Fundraisers and Advertisers: Please Help the Environment and Stop Sending Me Paper
An unsolicited paper-filled plea from an environmental group
Published in ChicagoNow, March 13, 2019
How many return address stickers will it take for me to donate? How about those unneeded calendars, magnets, or slick newsletters with envelopes tucked inside? Or my personal favorite, the huge envelope pictured above filled with piles of papers soliciting money for an environmental group.
I imagine some folks give to these causes that fill my mail box or fundraising wouldn’t be done this way. As someone who founded and directed a not-for-profit preschool that depended on donations to survive, I get it. But really, don’t spend a good part of the money from your donors on slick solicitations that go straight to recycling if you are lucky. I suspect most of the paper you mail to folks ends up in landfills. Not so great for the environment.
The solicitation from the environmental group was especially galling. There must have been ten pieces of paper in it, and I didn’t even get the return address stickers. Seriously, just on principle there is no way I would donate, even though I support environmental causes. Perhaps a postcard or, even better, an email would have resulted in a contribution.
Then there’s the large envelope I just received from Easterseals, with “Do Not Bend” and “Enclosed are your free gifts” printed on the outside. Inside on the cover letter, there was a “personalized” post-it promising me a beautiful fleece blanket if I gave $15 or more. In addition to the return envelope for my gift, I received return address stickers, a notepad, a 2019 calendar, another reminder about my free blanket featuring a slick color photo of it, and two pages of foil commemorative seals. I guess the latter are to add to my letters.
I’m not sure why Easterseals is reaching out to me. While I believe the organization does good work, all this mailing did was make me feel badly that I was not going to donate. I guess I can use the notepad for shopping lists (yes, I’m too old to put them on my phone), the calendar “somewhere,” and add the return address stickers to the hundreds in my drawer, but the rest goes straight to recycling.
When we organized our annual appeal mailing for Cherry Preschool, we put a lot of thought into how to make it as inexpensive to produce as possible. After all, the objective was two-fold. One was to raise much-needed money. The other was to make the appeal interesting enough to keep folks from throwing it out without reading it. I receive similar appeals all of the time, and my bias is to recycle the ones that are too slick. I do read and respond to the simple ones on the assumption that my donation goes to the cause itself rather than to advertising and promotion.
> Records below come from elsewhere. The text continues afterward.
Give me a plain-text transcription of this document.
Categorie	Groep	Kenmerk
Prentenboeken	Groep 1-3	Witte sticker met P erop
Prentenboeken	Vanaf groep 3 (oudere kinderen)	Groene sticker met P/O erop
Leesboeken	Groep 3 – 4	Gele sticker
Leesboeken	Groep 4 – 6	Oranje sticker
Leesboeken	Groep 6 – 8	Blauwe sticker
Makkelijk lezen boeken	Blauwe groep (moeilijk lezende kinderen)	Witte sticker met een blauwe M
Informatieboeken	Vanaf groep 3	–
Another wonderful organization that buries me in paper is Road Scholars. We took an amazing trip to Cuba with this company back in January of 2017. We found the trip online, as we already knew about this organization through word of mouth. Since then, I receive a mailer every week. The small ones are fifty-plus page booklets (6 by 10.5), often with the same content but different covers. Every so often, probably once a month, I receive a huge magazine from them detailing all of the trips mentioned in the smaller booklets. That one is so big I have no place to put it. So, it goes straight to recycling. All of this information is available online as well. Road Scholar trips are great and informative but not inexpensive. Perhaps fewer mailings could lower the cost a bit?
Especially this winter, as mail carriers struggled to deliver mail over ice- and snow-covered sidewalks in brutally cold temperatures, I felt angry about unsolicited mail with excessive amounts of paper that kept showing up at my door. If an organization wants my support, this is not the way to get me to write a check. All of this paper and the resources used to produce it is not very good for our environment.
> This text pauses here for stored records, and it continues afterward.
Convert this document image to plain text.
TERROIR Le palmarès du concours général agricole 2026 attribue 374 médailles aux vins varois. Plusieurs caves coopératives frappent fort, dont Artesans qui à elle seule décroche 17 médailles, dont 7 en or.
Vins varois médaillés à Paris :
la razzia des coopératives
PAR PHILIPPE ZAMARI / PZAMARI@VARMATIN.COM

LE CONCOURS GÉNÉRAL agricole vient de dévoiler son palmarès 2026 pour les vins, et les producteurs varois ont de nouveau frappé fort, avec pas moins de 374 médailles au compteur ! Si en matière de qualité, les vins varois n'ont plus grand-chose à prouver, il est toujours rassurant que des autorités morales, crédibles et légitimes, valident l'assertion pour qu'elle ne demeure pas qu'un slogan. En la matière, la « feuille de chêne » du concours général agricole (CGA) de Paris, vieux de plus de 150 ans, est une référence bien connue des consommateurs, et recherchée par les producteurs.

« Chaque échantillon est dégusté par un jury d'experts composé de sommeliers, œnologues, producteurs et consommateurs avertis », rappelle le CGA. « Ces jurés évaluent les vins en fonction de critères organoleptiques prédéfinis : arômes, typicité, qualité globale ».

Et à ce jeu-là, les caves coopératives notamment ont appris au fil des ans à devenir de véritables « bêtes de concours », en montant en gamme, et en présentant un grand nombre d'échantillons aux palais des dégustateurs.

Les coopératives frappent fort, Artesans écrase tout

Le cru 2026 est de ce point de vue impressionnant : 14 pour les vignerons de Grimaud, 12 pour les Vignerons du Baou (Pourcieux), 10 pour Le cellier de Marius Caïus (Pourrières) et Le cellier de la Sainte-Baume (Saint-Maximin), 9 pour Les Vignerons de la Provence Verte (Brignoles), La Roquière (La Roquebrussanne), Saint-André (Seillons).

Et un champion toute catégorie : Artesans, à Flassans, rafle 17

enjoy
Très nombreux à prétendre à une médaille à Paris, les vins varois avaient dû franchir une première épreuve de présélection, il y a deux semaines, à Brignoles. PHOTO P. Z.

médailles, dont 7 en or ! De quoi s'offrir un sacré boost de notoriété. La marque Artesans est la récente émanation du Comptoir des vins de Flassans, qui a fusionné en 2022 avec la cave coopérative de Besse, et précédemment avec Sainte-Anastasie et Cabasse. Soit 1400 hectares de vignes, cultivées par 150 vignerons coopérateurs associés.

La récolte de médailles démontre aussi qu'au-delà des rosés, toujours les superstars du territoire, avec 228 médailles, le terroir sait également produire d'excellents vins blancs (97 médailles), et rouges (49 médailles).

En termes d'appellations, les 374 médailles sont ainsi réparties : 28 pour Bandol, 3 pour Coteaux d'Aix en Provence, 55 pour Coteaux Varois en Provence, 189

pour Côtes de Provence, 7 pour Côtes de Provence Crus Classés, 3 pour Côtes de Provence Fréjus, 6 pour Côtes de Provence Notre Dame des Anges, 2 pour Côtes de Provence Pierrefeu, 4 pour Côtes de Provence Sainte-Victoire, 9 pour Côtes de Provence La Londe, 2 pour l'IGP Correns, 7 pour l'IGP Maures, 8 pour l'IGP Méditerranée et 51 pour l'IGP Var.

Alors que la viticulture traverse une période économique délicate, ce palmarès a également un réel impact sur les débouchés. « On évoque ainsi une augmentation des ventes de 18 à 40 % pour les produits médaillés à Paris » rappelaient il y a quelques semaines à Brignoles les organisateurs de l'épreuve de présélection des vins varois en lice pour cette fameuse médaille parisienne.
I have tried enrolling in programs to reduce junk mail, only to have it return after a brief time. If any of the causes or organizations that send me these massive dumps of paper are listening, I don’t need any more calendars, address stickers, notepads, slick newsletters, magnets, or brochures. I know you think my guilt over accepting these free gifts will lead to a donation. Or you hope that repeated mailings will result in my deciding to give you money or sign up for a trip. Maybe that works for some folks, but I just become angry that you have wasted so much paper and so many resources to reach out to me.
For the sake of our environment, please stop.